Pendeta yang mengaku sebagai dirinya menghadapi tuduhan pembunuhan, penyiksaan anak, dan terorisme setelah kematian lebih dari 400 orang.
Pemimpin sekte kelaparan Kenya ini saat ini sedang menjalani sidang atas tuduhan pembunuhan yang diduga dilakukannya terhadap lebih dari 400 pengikutnya dalam salah satu tragedi terkait kultus terparah di dunia.
Paul Mackenzie, kepala Gereja Internasional Berita Baik, saat ini menghadapi tuduhan pembunuhan, penyiksaan anak, dan “terorisme” setelah penemuan ratusan jenazah pengikutnya yang tewas kelaparan sesuai instruksi darinya pada bulan April tahun lalu.
Pada bulan Januari, Mackenzie menyatakan tidak bersalah atas beberapa tuduhan pembunuhan. Namun, jaksa menyatakan kasus tersebut akan diajukan berdasarkan hukum Kenya yang menangani pakta bunuh diri.
Pada hari Senin, pendeta yang mengaku sebagai dirinya tersebut muncul di pengadilan magistrat di kota pelabuhan Mombasa bersama lebih dari 90 tersangka lainnya, jaksa, dan pejabat pengadilan.
Melaporkan dari Mombasa, Stefanie Dekker dari Al Jazeera mengatakan Mackenzie terlihat rapuh dan lebih kurus dari biasanya di persidangan, namun tetap sebagai seorang pria “yang menggambarkan bahwa dia berkuasa atas pengikutnya”.
“Dia [Mackenzie] adalah orang yang berada di puncak semua tuduhan dalam kasus yang juga menimbulkan pertanyaan tentang akuntabilitas para pendeta yang menunjuk diri dan para pelaku penyembuhan di sebuah negara yang sangat beragama,” kata Dekker.

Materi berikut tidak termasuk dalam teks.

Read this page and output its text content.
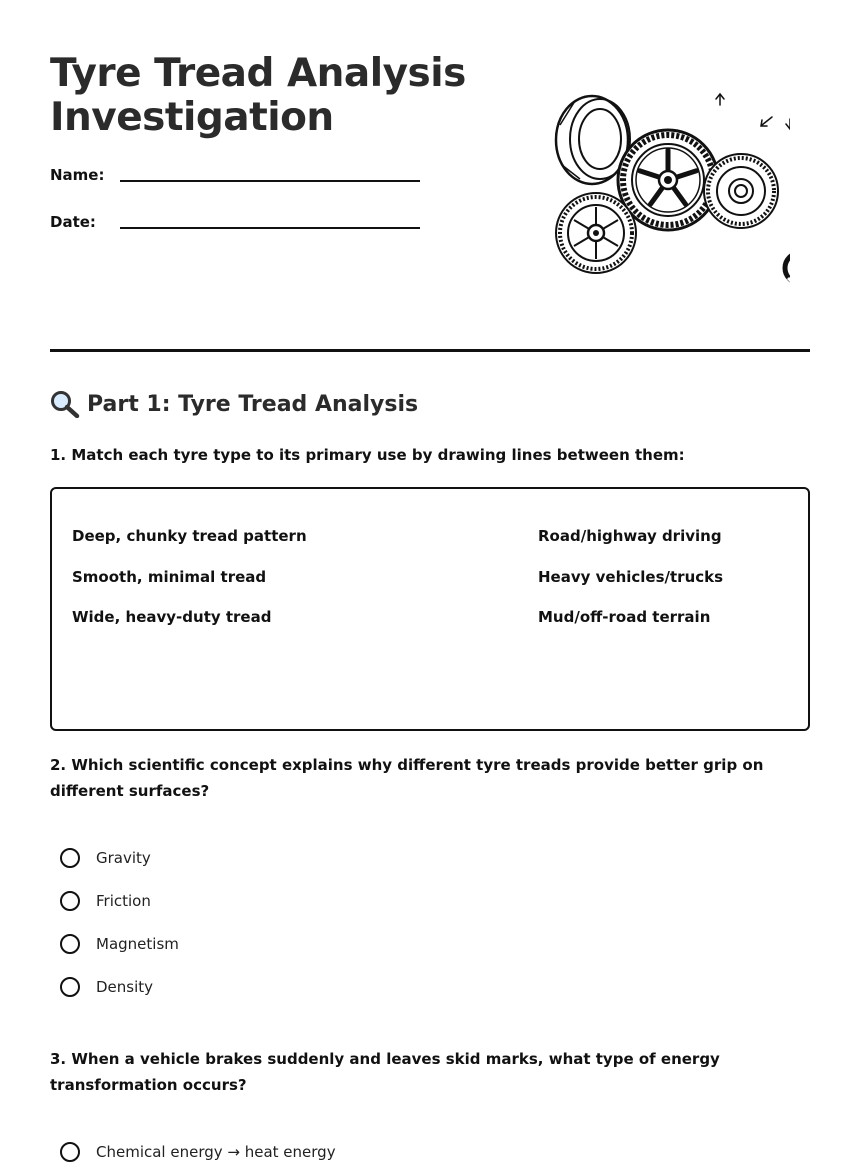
Tyre Tread Analysis
Investigation
Name:
Date:
Part 1: Tyre Tread Analysis
1. Match each tyre type to its primary use by drawing lines between them:
Deep, chunky tread pattern
Smooth, minimal tread
Wide, heavy-duty tread
Road/highway driving
Heavy vehicles/trucks
Mud/off-road terrain
2. Which scientific concept explains why different tyre treads provide better grip on different surfaces?
Gravity
Friction
Magnetism
Density
3. When a vehicle brakes suddenly and leaves skid marks, what type of energy transformation occurs?
Chemical energy → heat energy
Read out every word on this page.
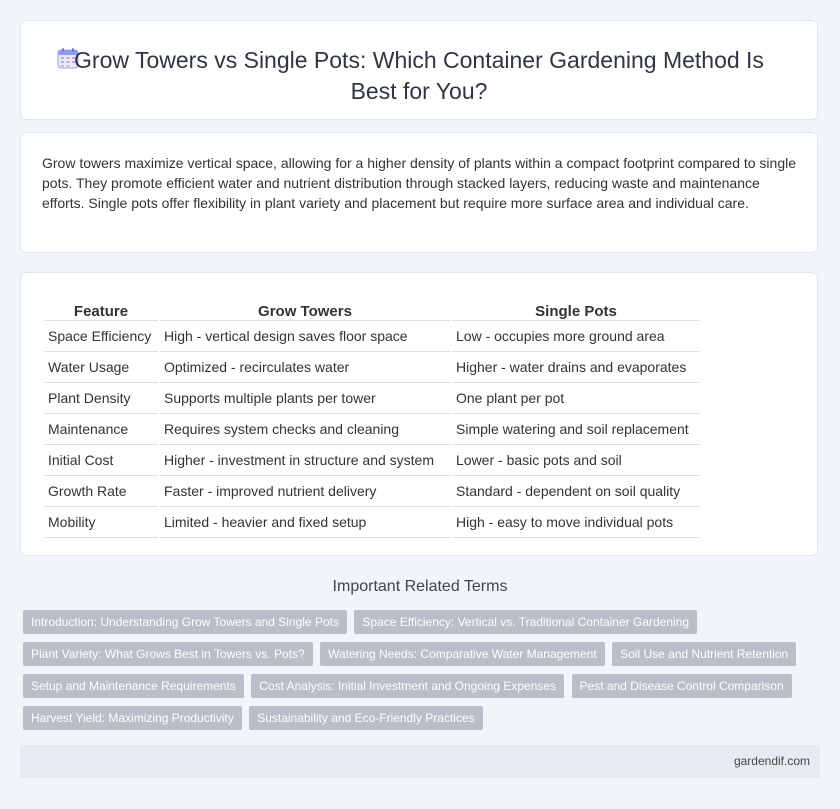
Grow Towers vs Single Pots: Which Container Gardening Method Is Best for You?

Grow towers maximize vertical space, allowing for a higher density of plants within a compact footprint compared to single pots. They promote efficient water and nutrient distribution through stacked layers, reducing waste and maintenance efforts. Single pots offer flexibility in plant variety and placement but require more surface area and individual care.

Feature	Grow Towers	Single Pots
Space Efficiency	High - vertical design saves floor space	Low - occupies more ground area
Water Usage	Optimized - recirculates water	Higher - water drains and evaporates
Plant Density	Supports multiple plants per tower	One plant per pot
Maintenance	Requires system checks and cleaning	Simple watering and soil replacement
Initial Cost	Higher - investment in structure and system	Lower - basic pots and soil
Growth Rate	Faster - improved nutrient delivery	Standard - dependent on soil quality
Mobility	Limited - heavier and fixed setup	High - easy to move individual pots
Important Related Terms
Introduction: Understanding Grow Towers and Single Pots Space Efficiency: Vertical vs. Traditional Container Gardening Plant Variety: What Grows Best in Towers vs. Pots? Watering Needs: Comparative Water Management Soil Use and Nutrient Retention Setup and Maintenance Requirements Cost Analysis: Initial Investment and Ongoing Expenses Pest and Disease Control Comparison Harvest Yield: Maximizing Productivity Sustainability and Eco-Friendly Practices
gardendif.com
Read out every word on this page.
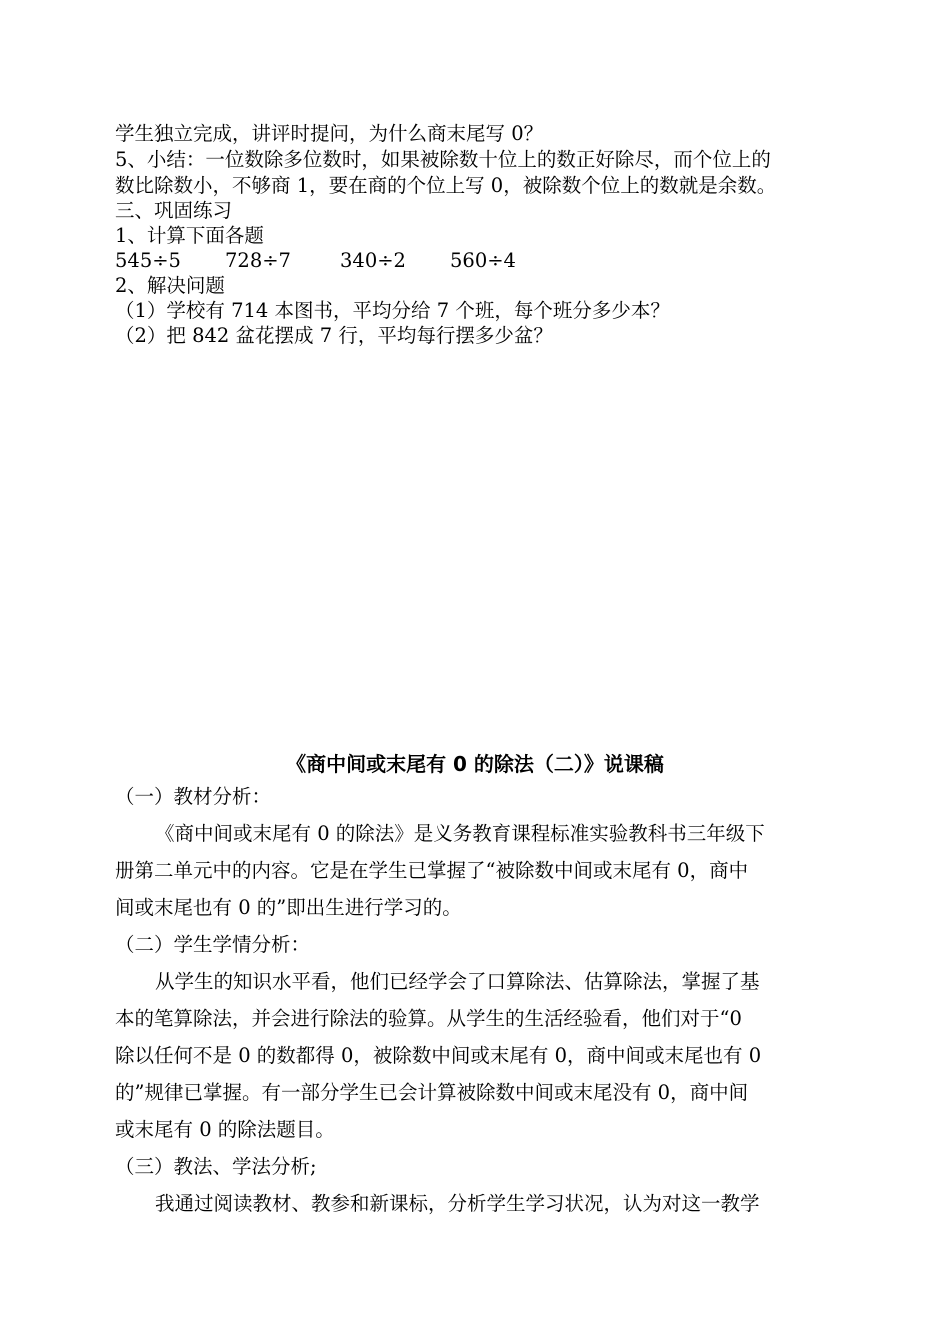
学生独立完成，讲评时提问，为什么商末尾写 0？
5、小结：一位数除多位数时，如果被除数十位上的数正好除尽，而个位上的
数比除数小，不够商 1，要在商的个位上写 0，被除数个位上的数就是余数。
三、巩固练习
1、计算下面各题
545÷5 728÷7	340÷2 560÷4
2、解决问题
（1）学校有 714 本图书，平均分给 7 个班，每个班分多少本？
（2）把 842 盆花摆成 7 行，平均每行摆多少盆？
《商中间或末尾有 0 的除法（二）》说课稿
（一）教材分析：
《商中间或末尾有 0 的除法》是义务教育课程标准实验教科书三年级下
册第二单元中的内容。它是在学生已掌握了“被除数中间或末尾有 0，商中
间或末尾也有 0 的”即出生进行学习的。
（二）学生学情分析：
从学生的知识水平看，他们已经学会了口算除法、估算除法，掌握了基
本的笔算除法，并会进行除法的验算。从学生的生活经验看，他们对于“0
除以任何不是 0 的数都得 0，被除数中间或末尾有 0，商中间或末尾也有 0
的”规律已掌握。有一部分学生已会计算被除数中间或末尾没有 0，商中间
或末尾有 0 的除法题目。
（三）教法、学法分析;
我通过阅读教材、教参和新课标，分析学生学习状况，认为对这一教学
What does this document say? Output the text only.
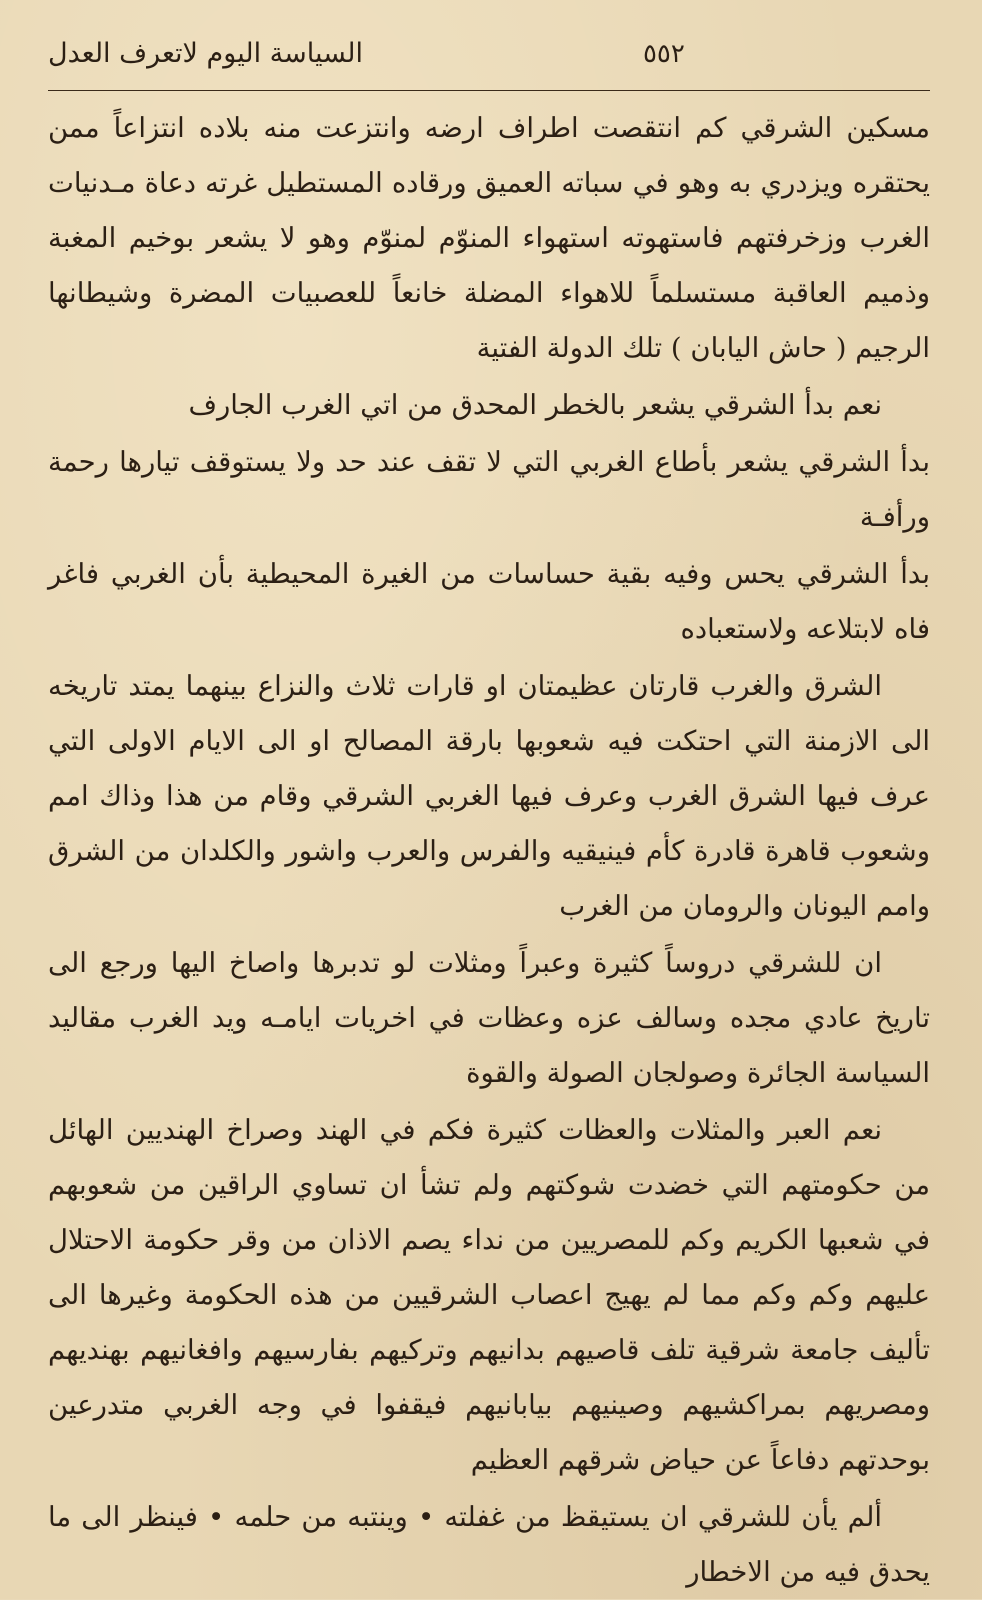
السياسة اليوم لاتعرف العدل	٥٥٢

مسكين الشرقي كم انتقصت اطراف ارضه وانتزعت منه بلاده انتزاعاً ممن يحتقره ويزدري به وهو في سباته العميق ورقاده المستطيل غرته دعاة مـدنيات الغرب وزخرفتهم فاستهوته استهواء المنوّم لمنوّم وهو لا يشعر بوخيم المغبة وذميم العاقبة مستسلماً للاهواء المضلة خانعاً للعصبيات المضرة وشيطانها الرجيم ( حاش اليابان ) تلك الدولة الفتية

نعم بدأ الشرقي يشعر بالخطر المحدق من اتي الغرب الجارف

بدأ الشرقي يشعر بأطاع الغربي التي لا تقف عند حد ولا يستوقف تيارها رحمة ورأفـة

بدأ الشرقي يحس وفيه بقية حساسات من الغيرة المحيطية بأن الغربي فاغر فاه لابتلاعه ولاستعباده

الشرق والغرب قارتان عظيمتان او قارات ثلاث والنزاع بينهما يمتد تاريخه الى الازمنة التي احتكت فيه شعوبها بارقة المصالح او الى الايام الاولى التي عرف فيها الشرق الغرب وعرف فيها الغربي الشرقي وقام من هذا وذاك امم وشعوب قاهرة قادرة كأم فينيقيه والفرس والعرب واشور والكلدان من الشرق وامم اليونان والرومان من الغرب

ان للشرقي دروساً كثيرة وعبراً ومثلات لو تدبرها واصاخ اليها ورجع الى تاريخ عادي مجده وسالف عزه وعظات في اخريات ايامـه ويد الغرب مقاليد السياسة الجائرة وصولجان الصولة والقوة

نعم العبر والمثلات والعظات كثيرة فكم في الهند وصراخ الهنديين الهائل من حكومتهم التي خضدت شوكتهم ولم تشأ ان تساوي الراقين من شعوبهم في شعبها الكريم وكم للمصريين من نداء يصم الاذان من وقر حكومة الاحتلال عليهم وكم وكم مما لم يهيج اعصاب الشرقيين من هذه الحكومة وغيرها الى تأليف جامعة شرقية تلف قاصيهم بدانيهم وتركيهم بفارسيهم وافغانيهم بهنديهم ومصريهم بمراكشيهم وصينيهم بيابانيهم فيقفوا في وجه الغربي متدرعين بوحدتهم دفاعاً عن حياض شرقهم العظيم

ألم يأن للشرقي ان يستيقظ من غفلته • وينتبه من حلمه • فينظر الى ما يحدق فيه من الاخطار
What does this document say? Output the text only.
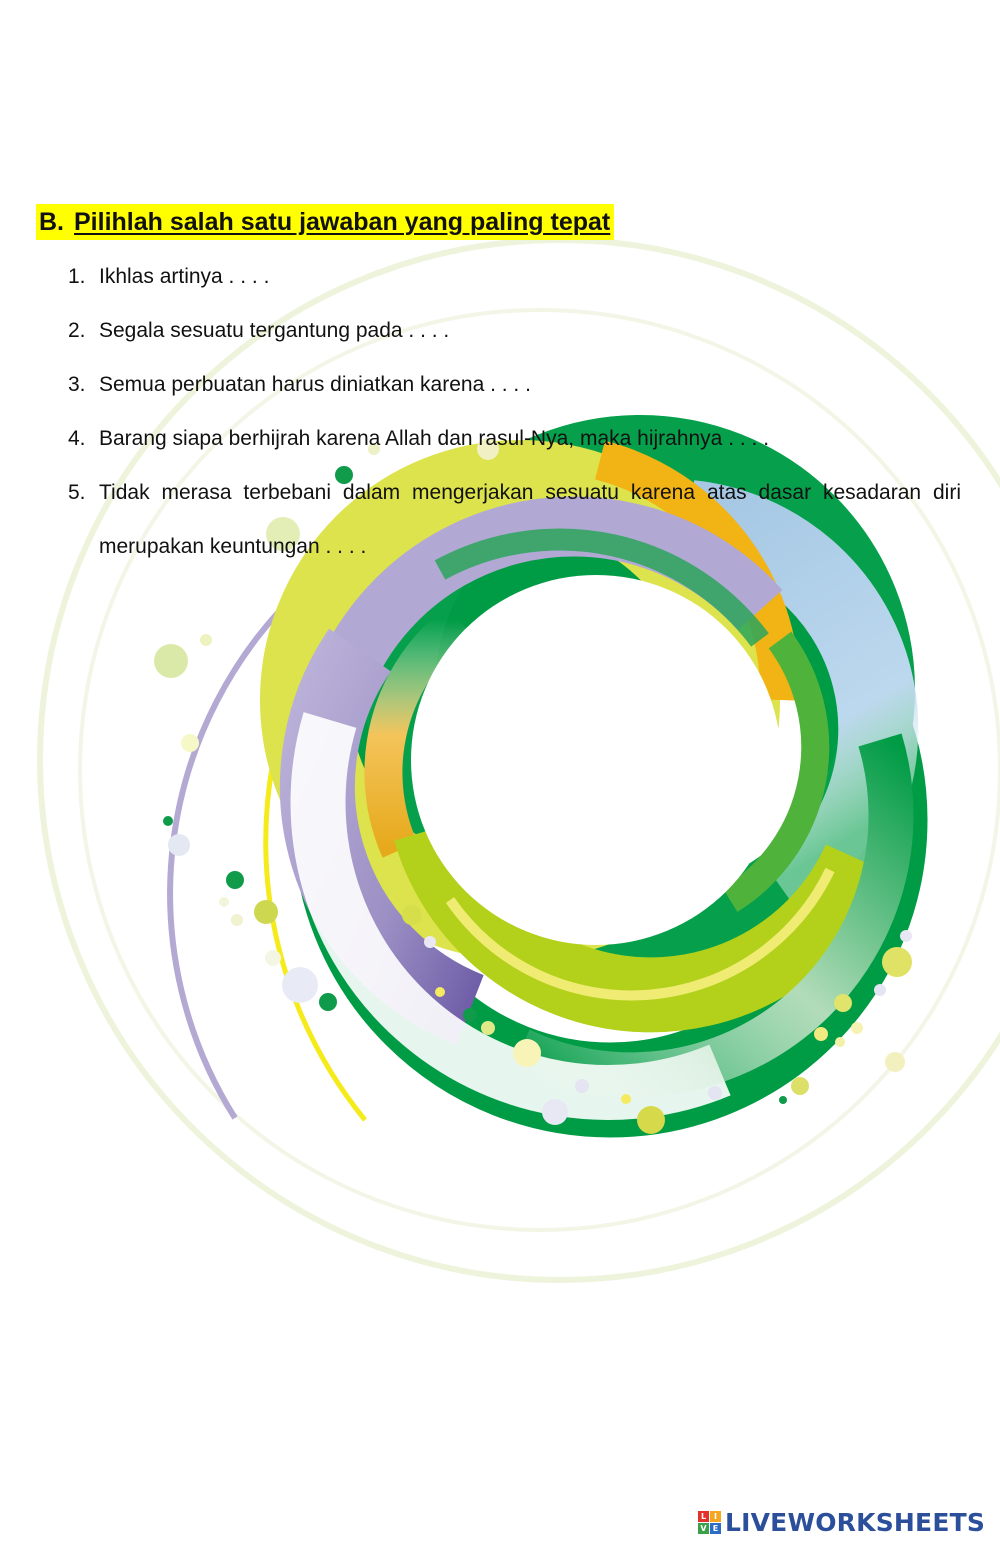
B. Pilihlah salah satu jawaban yang paling tepat
1. Ikhlas artinya . . . .
2. Segala sesuatu tergantung pada . . . .
3. Semua perbuatan harus diniatkan karena . . . .
4. Barang siapa berhijrah karena Allah dan rasul-Nya, maka hijrahnya . . . .
5. Tidak merasa terbebani dalam mengerjakan sesuatu karena atas dasar kesadaran diri merupakan keuntungan . . . .
L I
V E LIVEWORKSHEETS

Jaksa Alexander Jami Yamina mengatakan kepada agensi berita AFP bahwa “belum pernah ada kasus pembunuhan seperti ini di Kenya” dan bahwa ia percaya kasus ini akan terbukti “sangat unik”.
Paling tidak 420 saksi
Dengan persidangan yang dijadwalkan berlangsung selama empat hari hingga Kamis, paling tidak 420 saksi telah disiapkan oleh jaksa.
Beberapa saksi juga akan memberikan kesaksian di dalam kamera.
Tersangka, 55 pria dan 40 wanita, diadili bulan lalu atas tuduhan “terorisme” atas pembantaian di Shakahola, dan juga dihadapkan pada kasus terpisah pembunuhan, penyiksaan anak, dan kekejaman yang terkait dengan kematian, yang menurut jaksa terjadi pada tahun 2020-2023.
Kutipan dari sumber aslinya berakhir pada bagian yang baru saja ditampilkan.